No. 35 – Gaziantep Basketbol
- Position: Center
- League: TBL

Personal information
- Born: 13 July 1999 (age 26) Konak, Turkey
- Nationality: Turkish
- Listed height: 6 ft 11 in (2.11 m)
- Listed weight: 231 lb (105 kg)

Career information
- NBA draft: 2021: undrafted
- Playing career: 2015–present

Career history
- 2015–2018: Bandırma Kırmızı
- 2018–2019: Teksüt Bandırma
- 2020: MZT Skopje
- 2020–2021: Galatasaray
- 2021–2023: Darüşşafaka
- 2023: Manisa Büyükşehir Belediyespor
- 2023–2024: Merkezefendi Bld. Denizli Basket
- 2024–2025: Ankaragücü
- 2025–present: Gaziantep Basketbol

= Berke Atar =

Turkish basketball player (born 1999)

Ragıp Berke Atar (born 13 July 1999) is a Turkish professional basketball player for Gaziantep of the Türkiye Basketbol Ligi (TBL). Standing at , he plays as a center.

==Professional career==
On 27 January 2019, Atar signed with Macedonian basketball team MZT Skopje.

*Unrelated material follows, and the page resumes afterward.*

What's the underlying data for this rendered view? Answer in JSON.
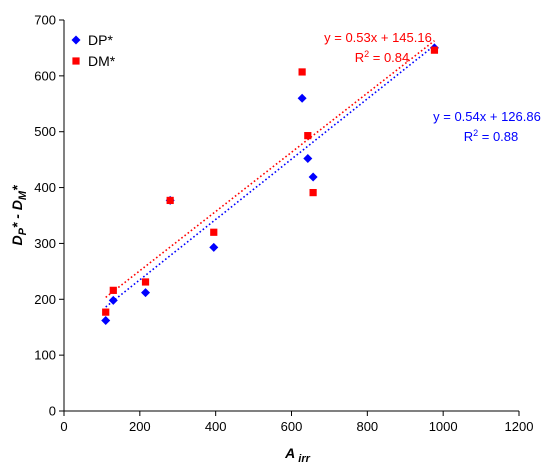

On 3 July 2020, he signed with Galatasaray of the Basketbol Süper Ligi.

On 24 June 2021, he has signed with Darüşşafaka of the Turkish Basketball Super League.

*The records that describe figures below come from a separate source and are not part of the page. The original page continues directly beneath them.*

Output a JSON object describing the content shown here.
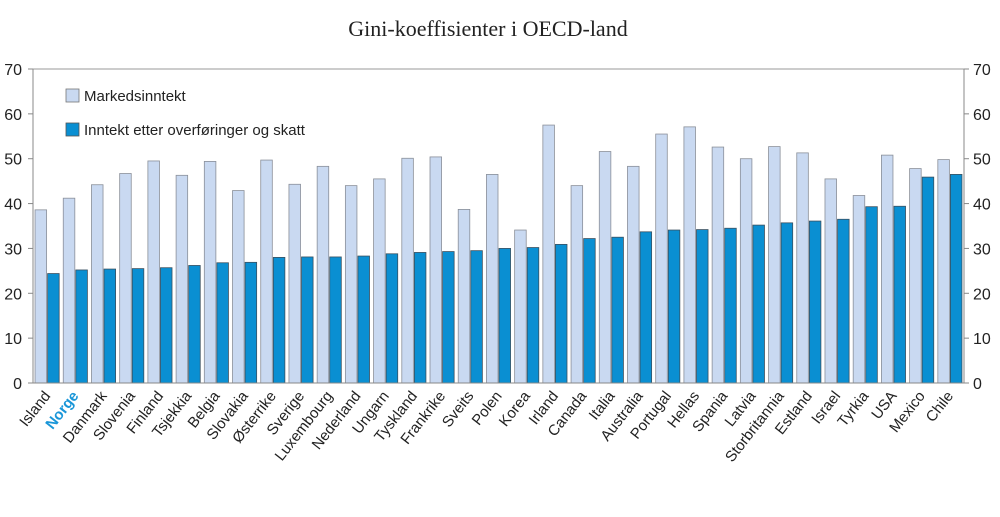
{
  "chart_data": {
    "type": "bar",
    "title": "Gini-koeffisienter i OECD-land",
    "xlabel": "",
    "ylabel": "",
    "ylim": [
      0,
      70
    ],
    "yticks": [
      0,
      10,
      20,
      30,
      40,
      50,
      60,
      70
    ],
    "secondary_y_axis": true,
    "legend_position": "top-left",
    "highlight_category": "Norge",
    "categories": [
      "Island",
      "Norge",
      "Danmark",
      "Slovenia",
      "Finland",
      "Tsjekkia",
      "Belgia",
      "Slovakia",
      "Østerrike",
      "Sverige",
      "Luxembourg",
      "Nederland",
      "Ungarn",
      "Tyskland",
      "Frankrike",
      "Sveits",
      "Polen",
      "Korea",
      "Irland",
      "Canada",
      "Italia",
      "Australia",
      "Portugal",
      "Hellas",
      "Spania",
      "Latvia",
      "Storbritannia",
      "Estland",
      "Israel",
      "Tyrkia",
      "USA",
      "Mexico",
      "Chile"
    ],
    "series": [
      {
        "name": "Markedsinntekt",
        "color": "#c9d9f1",
        "values": [
          38.6,
          41.2,
          44.2,
          46.7,
          49.5,
          46.3,
          49.4,
          42.9,
          49.7,
          44.3,
          48.3,
          44.0,
          45.5,
          50.1,
          50.4,
          38.7,
          46.5,
          34.1,
          57.5,
          44.0,
          51.6,
          48.3,
          55.5,
          57.1,
          52.6,
          50.0,
          52.7,
          51.3,
          45.5,
          41.8,
          50.8,
          47.8,
          49.8
        ]
      },
      {
        "name": "Inntekt etter overføringer og skatt",
        "color": "#0a8fd2",
        "values": [
          24.4,
          25.2,
          25.4,
          25.5,
          25.7,
          26.2,
          26.8,
          26.9,
          28.0,
          28.1,
          28.1,
          28.3,
          28.8,
          29.1,
          29.3,
          29.5,
          30.0,
          30.2,
          30.9,
          32.2,
          32.5,
          33.7,
          34.1,
          34.2,
          34.5,
          35.2,
          35.7,
          36.1,
          36.5,
          39.3,
          39.4,
          45.9,
          46.5
        ]
      }
    ],
    "highlight_color": "#1a96d8"
  }
}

On 1 April 2023, he signed with Manisa Büyükşehir Belediyespor of the Turkish Basketbol Süper Ligi.

On October 31, 2023, he signed with Merkezefendi Bld. Denizli Basket of the Basketbol Süper Ligi (BSL).

On August 30, 2024, he signed with CBet Jonava of the Lithuanian Basketball League (LKL).

On August 3, 2025, he signed with Gaziantep of the Türkiye Basketbol Ligi (TBL).